- Fathabad Location within Iran
- Coordinates: 34°10′35″N 56°55′41″E﻿ / ﻿34.17639°N 56.92806°E
- Country: Iran
- Province: South Khorasan
- County: Eshqabad
- District: Central
- Rural District: Deh-e Mohammad

Population (2016)
- • Total: 14
- Time zone: UTC+3:30 (IRST)

= Fathabad, Eshqabad =

Village in South Khorasan province, Iran

Fathabad (فتح اباد) (Note: Also romanized as Fatḩābād) is a village in Deh-e Mohammad Rural District of the Central District (Note: Formerly Dastgardan District of Tabas County) in Eshqabad County, South Khorasan province, Iran.

==Demographics==
===Population===
At the time of the 2006 National Census, the village's population was 26 in eight households, when it was in Dastgerdan Rural District of Dastgardan District (Note: Renamed the Central District of Eshqabad County) in Tabas County, Yazd province.

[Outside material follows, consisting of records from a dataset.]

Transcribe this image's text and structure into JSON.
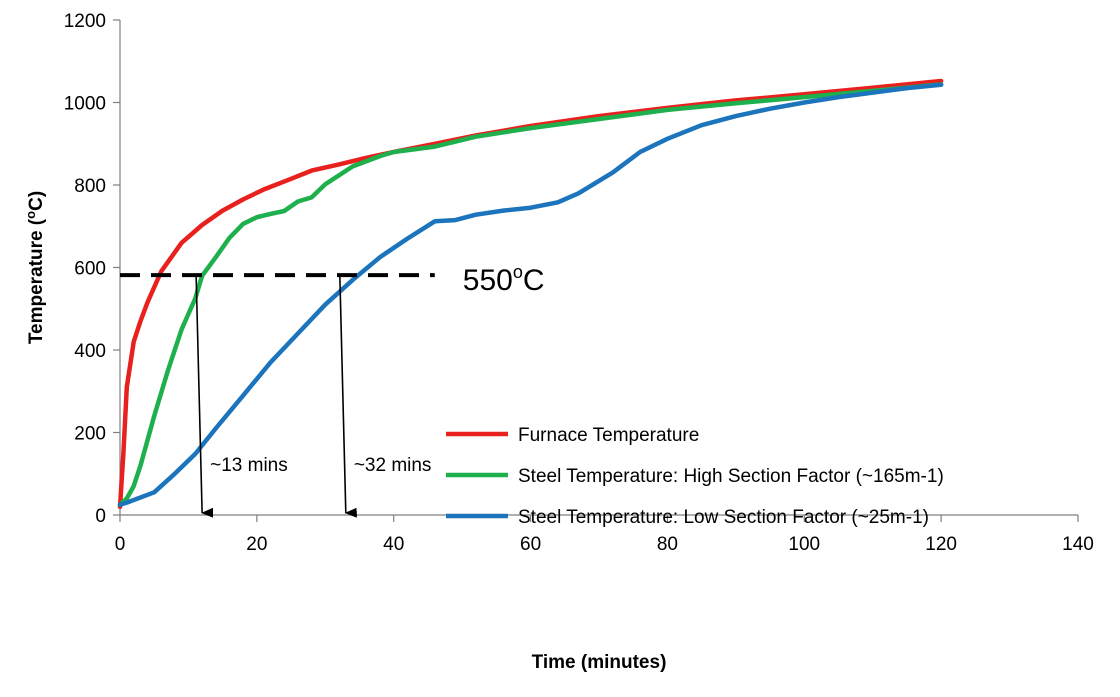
{
  "chart_data": {
    "type": "line",
    "title": "",
    "xlabel": "Time (minutes)",
    "ylabel_main": "Temperature (",
    "ylabel_sup": "o",
    "ylabel_tail": "C)",
    "xlim": [
      0,
      140
    ],
    "ylim": [
      0,
      1200
    ],
    "xticks": [
      0,
      20,
      40,
      60,
      80,
      100,
      120,
      140
    ],
    "yticks": [
      0,
      200,
      400,
      600,
      800,
      1000,
      1200
    ],
    "grid": false,
    "legend_position": "center-right",
    "series": [
      {
        "name": "Furnace Temperature",
        "color": "#E8211E",
        "x": [
          0,
          0.5,
          1,
          2,
          3,
          4,
          6,
          9,
          12,
          15,
          18,
          21,
          25,
          28,
          32,
          36,
          40,
          46,
          52,
          60,
          70,
          80,
          90,
          100,
          110,
          120
        ],
        "y": [
          20,
          150,
          310,
          420,
          470,
          515,
          590,
          660,
          703,
          738,
          765,
          789,
          815,
          835,
          850,
          866,
          880,
          900,
          920,
          943,
          967,
          987,
          1005,
          1020,
          1036,
          1052
        ]
      },
      {
        "name": "Steel Temperature: High Section Factor (~165m-1)",
        "color": "#1EB04C",
        "x": [
          0,
          1,
          2,
          3,
          5,
          7,
          9,
          11,
          12,
          14,
          16,
          18,
          20,
          22,
          24,
          26,
          28,
          30,
          34,
          38,
          40,
          46,
          52,
          60,
          70,
          80,
          90,
          100,
          110,
          120
        ],
        "y": [
          25,
          40,
          70,
          120,
          240,
          350,
          450,
          525,
          580,
          625,
          672,
          706,
          722,
          730,
          737,
          760,
          770,
          802,
          845,
          870,
          880,
          893,
          917,
          938,
          960,
          982,
          998,
          1013,
          1028,
          1044
        ]
      },
      {
        "name": "Steel Temperature: Low Section Factor (~25m-1)",
        "color": "#1C75BC",
        "x": [
          0,
          1,
          5,
          8,
          11,
          14,
          18,
          22,
          26,
          30,
          34,
          38,
          42,
          46,
          49,
          52,
          56,
          60,
          64,
          67,
          72,
          76,
          80,
          85,
          90,
          95,
          100,
          105,
          110,
          115,
          120
        ],
        "y": [
          25,
          30,
          55,
          100,
          148,
          210,
          290,
          370,
          440,
          510,
          570,
          625,
          670,
          712,
          715,
          728,
          738,
          745,
          758,
          780,
          830,
          880,
          912,
          945,
          967,
          985,
          1000,
          1013,
          1024,
          1035,
          1043
        ]
      }
    ],
    "threshold": {
      "value": 550,
      "x_start": 0,
      "x_end": 46,
      "label_main": "550",
      "label_sup": "o",
      "label_tail": "C"
    },
    "annotations": [
      {
        "x": 12,
        "label": "~13 mins"
      },
      {
        "x": 33,
        "label": "~32 mins"
      }
    ]
  }
}
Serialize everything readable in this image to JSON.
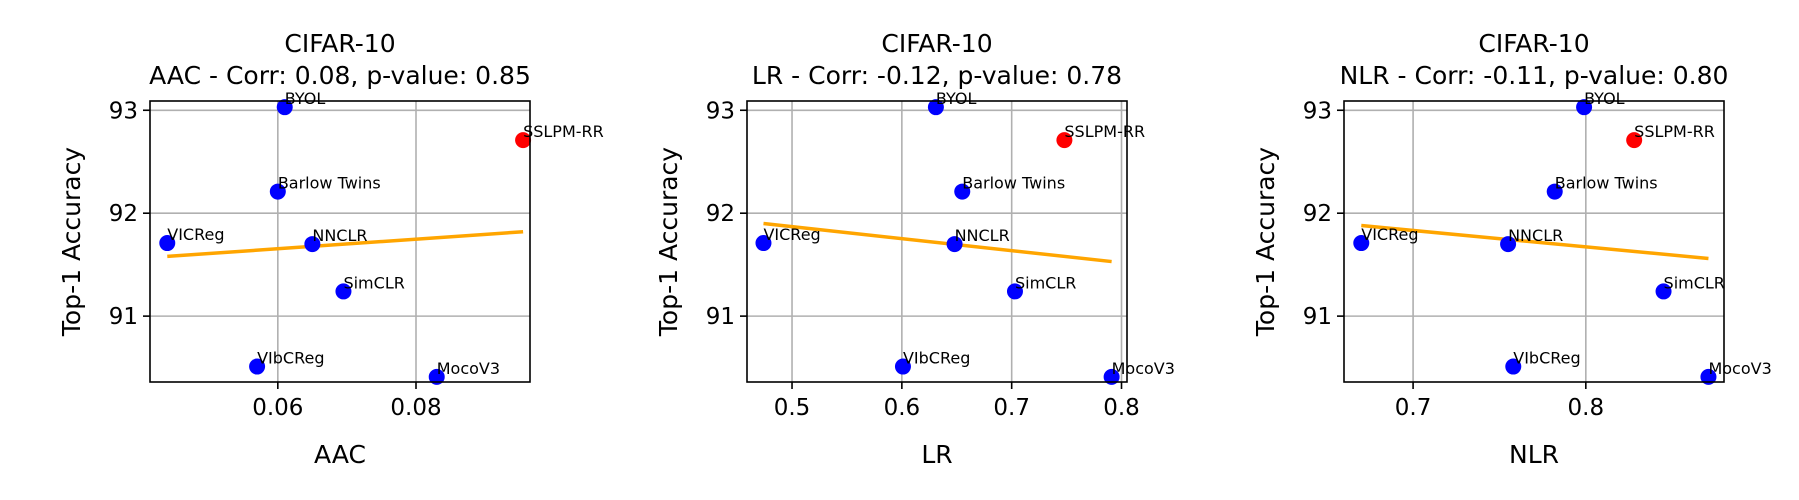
{
  "chart_data": [
    {
      "type": "scatter",
      "title": "CIFAR-10",
      "subtitle": "AAC - Corr: 0.08, p-value: 0.85",
      "xlabel": "AAC",
      "ylabel": "Top-1 Accuracy",
      "xlim": [
        0.0415,
        0.0965
      ],
      "ylim": [
        90.36,
        93.09
      ],
      "xticks": [
        0.06,
        0.08
      ],
      "xtick_labels": [
        "0.06",
        "0.08"
      ],
      "yticks": [
        91,
        92,
        93
      ],
      "ytick_labels": [
        "91",
        "92",
        "93"
      ],
      "grid": true,
      "fit_line": {
        "x": [
          0.044,
          0.0955
        ],
        "y": [
          91.58,
          91.82
        ],
        "color": "#FFA500"
      },
      "points": [
        {
          "label": "BYOL",
          "x": 0.061,
          "y": 93.03,
          "color": "#0000FF"
        },
        {
          "label": "SSLPM-RR",
          "x": 0.0955,
          "y": 92.71,
          "color": "#FF0000"
        },
        {
          "label": "Barlow Twins",
          "x": 0.06,
          "y": 92.21,
          "color": "#0000FF"
        },
        {
          "label": "VICReg",
          "x": 0.044,
          "y": 91.71,
          "color": "#0000FF"
        },
        {
          "label": "NNCLR",
          "x": 0.065,
          "y": 91.7,
          "color": "#0000FF"
        },
        {
          "label": "SimCLR",
          "x": 0.0695,
          "y": 91.24,
          "color": "#0000FF"
        },
        {
          "label": "VIbCReg",
          "x": 0.057,
          "y": 90.51,
          "color": "#0000FF"
        },
        {
          "label": "MocoV3",
          "x": 0.083,
          "y": 90.41,
          "color": "#0000FF"
        }
      ]
    },
    {
      "type": "scatter",
      "title": "CIFAR-10",
      "subtitle": "LR - Corr: -0.12, p-value: 0.78",
      "xlabel": "LR",
      "ylabel": "Top-1 Accuracy",
      "xlim": [
        0.459,
        0.805
      ],
      "ylim": [
        90.36,
        93.09
      ],
      "xticks": [
        0.5,
        0.6,
        0.7,
        0.8
      ],
      "xtick_labels": [
        "0.5",
        "0.6",
        "0.7",
        "0.8"
      ],
      "yticks": [
        91,
        92,
        93
      ],
      "ytick_labels": [
        "91",
        "92",
        "93"
      ],
      "grid": true,
      "fit_line": {
        "x": [
          0.474,
          0.791
        ],
        "y": [
          91.9,
          91.53
        ],
        "color": "#FFA500"
      },
      "points": [
        {
          "label": "BYOL",
          "x": 0.631,
          "y": 93.03,
          "color": "#0000FF"
        },
        {
          "label": "SSLPM-RR",
          "x": 0.748,
          "y": 92.71,
          "color": "#FF0000"
        },
        {
          "label": "Barlow Twins",
          "x": 0.655,
          "y": 92.21,
          "color": "#0000FF"
        },
        {
          "label": "VICReg",
          "x": 0.474,
          "y": 91.71,
          "color": "#0000FF"
        },
        {
          "label": "NNCLR",
          "x": 0.648,
          "y": 91.7,
          "color": "#0000FF"
        },
        {
          "label": "SimCLR",
          "x": 0.703,
          "y": 91.24,
          "color": "#0000FF"
        },
        {
          "label": "VIbCReg",
          "x": 0.601,
          "y": 90.51,
          "color": "#0000FF"
        },
        {
          "label": "MocoV3",
          "x": 0.791,
          "y": 90.41,
          "color": "#0000FF"
        }
      ]
    },
    {
      "type": "scatter",
      "title": "CIFAR-10",
      "subtitle": "NLR - Corr: -0.11, p-value: 0.80",
      "xlabel": "NLR",
      "ylabel": "Top-1 Accuracy",
      "xlim": [
        0.66,
        0.88
      ],
      "ylim": [
        90.36,
        93.09
      ],
      "xticks": [
        0.7,
        0.8
      ],
      "xtick_labels": [
        "0.7",
        "0.8"
      ],
      "yticks": [
        91,
        92,
        93
      ],
      "ytick_labels": [
        "91",
        "92",
        "93"
      ],
      "grid": true,
      "fit_line": {
        "x": [
          0.67,
          0.871
        ],
        "y": [
          91.88,
          91.56
        ],
        "color": "#FFA500"
      },
      "points": [
        {
          "label": "BYOL",
          "x": 0.799,
          "y": 93.03,
          "color": "#0000FF"
        },
        {
          "label": "SSLPM-RR",
          "x": 0.828,
          "y": 92.71,
          "color": "#FF0000"
        },
        {
          "label": "Barlow Twins",
          "x": 0.782,
          "y": 92.21,
          "color": "#0000FF"
        },
        {
          "label": "VICReg",
          "x": 0.67,
          "y": 91.71,
          "color": "#0000FF"
        },
        {
          "label": "NNCLR",
          "x": 0.755,
          "y": 91.7,
          "color": "#0000FF"
        },
        {
          "label": "SimCLR",
          "x": 0.845,
          "y": 91.24,
          "color": "#0000FF"
        },
        {
          "label": "VIbCReg",
          "x": 0.758,
          "y": 90.51,
          "color": "#0000FF"
        },
        {
          "label": "MocoV3",
          "x": 0.871,
          "y": 90.41,
          "color": "#0000FF"
        }
      ]
    }
  ]
}
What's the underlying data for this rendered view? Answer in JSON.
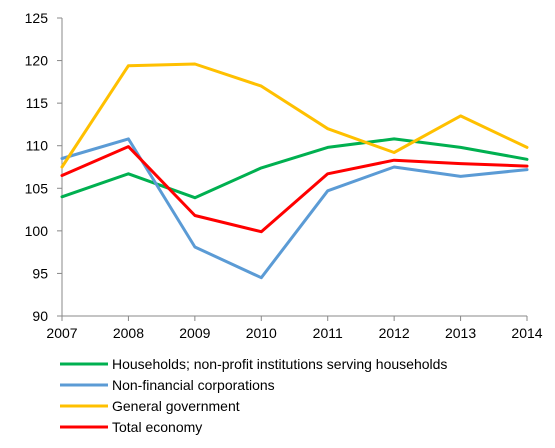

The following census in 2011 counted 17 people in five households. The 2016 census measured the population of the village as 14 people in five households, by which time the county had been separated from the province to join South Khorasan province.

In 2024, the district was separated from the county in the establishment of Eshqabad County and renamed the Central District. Fathabad was transferred to Deh-e Mohammad Rural District created in the same district.